MIR: AN AUTOMATED PROGRAM FOR ISOMORPHOUS REPLACEMENT

A.A. Vagin1 and M.N. Isupov2

1 Department of Chemistry, University of York, Heslington, York, UK
2 Departments of Chemistry and Biological Sciences, University of Exeter, Exeter, UK

MIR is an automated program for heavy atom/anomalous scatterers position location and subsequent phasing of multiple isomorphous and/or anomalous data. It is based on the translation function approach for heavy atom (HA) location in derivative data with anomalous signal as implemented in the program TRAHALO [1]. TRAHALO features simultaneous use of the isomorpohous and anomalous signal for heavy atom location, scaling by Patterson origin peaks and soft resolution cut-off.
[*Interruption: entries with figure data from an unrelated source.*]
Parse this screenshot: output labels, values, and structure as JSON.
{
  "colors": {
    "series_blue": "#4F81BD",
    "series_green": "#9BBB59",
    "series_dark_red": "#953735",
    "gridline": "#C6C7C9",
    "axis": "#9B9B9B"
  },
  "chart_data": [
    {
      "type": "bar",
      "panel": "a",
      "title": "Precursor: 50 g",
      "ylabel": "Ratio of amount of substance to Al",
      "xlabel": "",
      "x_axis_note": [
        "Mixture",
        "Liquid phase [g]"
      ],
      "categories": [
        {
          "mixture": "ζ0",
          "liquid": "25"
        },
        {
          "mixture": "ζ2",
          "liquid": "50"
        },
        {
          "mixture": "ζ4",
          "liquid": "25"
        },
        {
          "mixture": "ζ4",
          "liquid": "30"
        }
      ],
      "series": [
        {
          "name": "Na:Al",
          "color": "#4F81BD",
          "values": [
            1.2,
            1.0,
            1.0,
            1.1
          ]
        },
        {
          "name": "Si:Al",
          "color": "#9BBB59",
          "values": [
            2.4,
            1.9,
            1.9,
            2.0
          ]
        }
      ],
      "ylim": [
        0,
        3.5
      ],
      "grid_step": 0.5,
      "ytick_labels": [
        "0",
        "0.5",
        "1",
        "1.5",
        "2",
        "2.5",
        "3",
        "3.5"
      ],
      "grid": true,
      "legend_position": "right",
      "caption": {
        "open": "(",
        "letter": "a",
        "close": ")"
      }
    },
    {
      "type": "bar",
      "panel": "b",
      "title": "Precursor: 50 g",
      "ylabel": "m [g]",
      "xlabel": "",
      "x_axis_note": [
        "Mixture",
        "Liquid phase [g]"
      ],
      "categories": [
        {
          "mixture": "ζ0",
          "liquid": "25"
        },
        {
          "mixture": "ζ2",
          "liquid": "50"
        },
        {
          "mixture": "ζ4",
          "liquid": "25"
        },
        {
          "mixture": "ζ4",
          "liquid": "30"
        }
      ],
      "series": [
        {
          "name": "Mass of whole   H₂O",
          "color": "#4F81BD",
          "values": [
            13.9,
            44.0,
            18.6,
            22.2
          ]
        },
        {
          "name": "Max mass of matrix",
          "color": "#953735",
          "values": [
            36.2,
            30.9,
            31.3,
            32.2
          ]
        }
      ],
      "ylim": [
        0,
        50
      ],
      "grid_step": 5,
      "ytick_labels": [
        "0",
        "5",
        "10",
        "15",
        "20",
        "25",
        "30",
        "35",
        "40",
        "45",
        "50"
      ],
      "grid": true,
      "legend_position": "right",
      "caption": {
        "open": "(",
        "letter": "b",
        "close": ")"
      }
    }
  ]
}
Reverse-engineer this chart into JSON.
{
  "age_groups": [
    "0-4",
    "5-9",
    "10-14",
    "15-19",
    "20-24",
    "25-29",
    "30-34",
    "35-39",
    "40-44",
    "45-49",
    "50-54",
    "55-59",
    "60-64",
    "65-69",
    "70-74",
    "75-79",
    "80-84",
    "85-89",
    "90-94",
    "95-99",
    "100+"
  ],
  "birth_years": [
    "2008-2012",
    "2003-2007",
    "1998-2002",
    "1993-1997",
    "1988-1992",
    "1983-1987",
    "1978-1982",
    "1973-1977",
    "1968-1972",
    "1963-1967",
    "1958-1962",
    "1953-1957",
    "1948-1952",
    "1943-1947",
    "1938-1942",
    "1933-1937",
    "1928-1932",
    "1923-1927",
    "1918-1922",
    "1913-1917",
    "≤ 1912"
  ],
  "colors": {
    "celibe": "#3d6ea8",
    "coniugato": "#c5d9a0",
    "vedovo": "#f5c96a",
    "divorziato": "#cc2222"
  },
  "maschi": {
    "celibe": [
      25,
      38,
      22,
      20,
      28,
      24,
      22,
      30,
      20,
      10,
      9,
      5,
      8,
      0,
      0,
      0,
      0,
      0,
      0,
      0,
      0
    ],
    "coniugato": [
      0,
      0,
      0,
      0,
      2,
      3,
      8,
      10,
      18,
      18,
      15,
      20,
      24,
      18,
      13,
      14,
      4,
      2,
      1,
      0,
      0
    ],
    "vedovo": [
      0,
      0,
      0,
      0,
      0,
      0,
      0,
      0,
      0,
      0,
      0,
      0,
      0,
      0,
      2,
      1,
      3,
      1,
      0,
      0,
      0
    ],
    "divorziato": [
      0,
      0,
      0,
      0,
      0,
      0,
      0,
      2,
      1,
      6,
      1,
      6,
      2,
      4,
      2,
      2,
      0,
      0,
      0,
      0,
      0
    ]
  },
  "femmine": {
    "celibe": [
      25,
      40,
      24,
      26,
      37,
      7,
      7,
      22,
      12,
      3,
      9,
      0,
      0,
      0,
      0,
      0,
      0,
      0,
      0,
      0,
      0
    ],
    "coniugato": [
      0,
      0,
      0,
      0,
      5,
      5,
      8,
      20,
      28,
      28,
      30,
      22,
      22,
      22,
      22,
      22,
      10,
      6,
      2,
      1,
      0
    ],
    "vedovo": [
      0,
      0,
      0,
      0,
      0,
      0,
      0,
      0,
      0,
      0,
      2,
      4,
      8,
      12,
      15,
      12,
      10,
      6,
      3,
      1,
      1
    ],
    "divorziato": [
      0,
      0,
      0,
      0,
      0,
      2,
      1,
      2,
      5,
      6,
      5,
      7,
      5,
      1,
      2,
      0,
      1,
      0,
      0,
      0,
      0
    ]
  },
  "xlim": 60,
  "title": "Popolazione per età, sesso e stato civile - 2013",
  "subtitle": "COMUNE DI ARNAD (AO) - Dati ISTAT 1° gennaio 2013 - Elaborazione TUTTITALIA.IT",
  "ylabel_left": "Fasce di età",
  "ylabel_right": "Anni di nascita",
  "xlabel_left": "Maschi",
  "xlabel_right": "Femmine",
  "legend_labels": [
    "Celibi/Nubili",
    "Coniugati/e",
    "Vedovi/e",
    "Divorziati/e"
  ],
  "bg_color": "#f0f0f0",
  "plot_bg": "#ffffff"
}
Initially the HA position search is conducted by molecular replacement in difference Patterson using the full-symmetry translation function (TF) [2] with a one-atom probe model. A number of the translation function peaks which have the highest phasing power (PP) is used for further heavy atom search. The TF search is conducted for each of chosen peaks fixed as a model with known position. The sites thus found are checked against the list of possible heavy atoms from the original HA search. The pair if HA is considered to be acceptable if both HA are present in the initial TF peaks list and there is a cross-validation, i.e. if the second atom is in the list of TF solutions when first is fixed and vice versa. The pair of HA thus found has the common coordinate origin and hand. Among found accepted pairs of HA the one with the highest PP is chosen as a fixed model and the TF search is for the third HA begins. The search for further HA goes on until the addition of the new atoms does not increase the PP.

To make multiple isomorphous replacement completely automated, a 'super' program MIR has been created of which TRAHALO is a part. In case of several heavy atom derivatives MIR uses the HA sites found by TRAHALO for each derivative, calculates cross-difference Fourier syntheses for derivative 2 with phases from derivative 1 (HA-1 sites) and finds a set of HA sites for derivative 2 (HA-2). Using those found HA-2 sites for phase calculation a set of HA sites HA-1-NEW is found in difference Fourier for derivative 1. If those HA-1-NEW sites coincide (at least partially) with original set of sites for derivative 1 (HA-1), HA-2 set of sites is considered to be correct. Thus additional sites can be found for each derivative, some poor derivatives which couldn't be solved by TRAHALO are solved by MIR, and all the derivatives acquire a common origin and hand.

When HA are found for all derivatives, MIR refines their positions and occupancies, calculates phases and does density modification. MIR takes native and heavy atom data as input and produces phases after density modification. Additionally, MIR can use external phases, e.g. the molecular replacement phases.

Recently anisotropic scaling and correction of input data have been introduced in MIR. Although anisotropic scaling of derivatives data to native data is relatively common, native data could be strongly anisotropic as well, which could adversely affect the results of heavy atom location. The work is in progress to determine whether anisotropic correction of native data as implemented in MIR can improve heavy atom search results.

At the moment MIR works with BLANC [3] and CIF [4] input data formats. The work is in progress to make it compatible with MTZ [5] format. The program is available free as part of BLANC from AAV.

[1] Vagin, A.A., & Teplyakov, A. (1998). Acta Cryst. D 54, 400-402.
[2] Vagin, A. & Teplyakov, A. (1997). J. Appl. Cryst. 30, 1022-1025
[3] Vagin, A., Murshudov, G. & Strokopytov, B. (1998) J. Appl. Cryst. 31, 98-102.
[4] Hall, S. (1991) Acta Cryst. A 47, 655-685.
[5] CCP4 (1994). Acta Cryst. D 50, 760-763.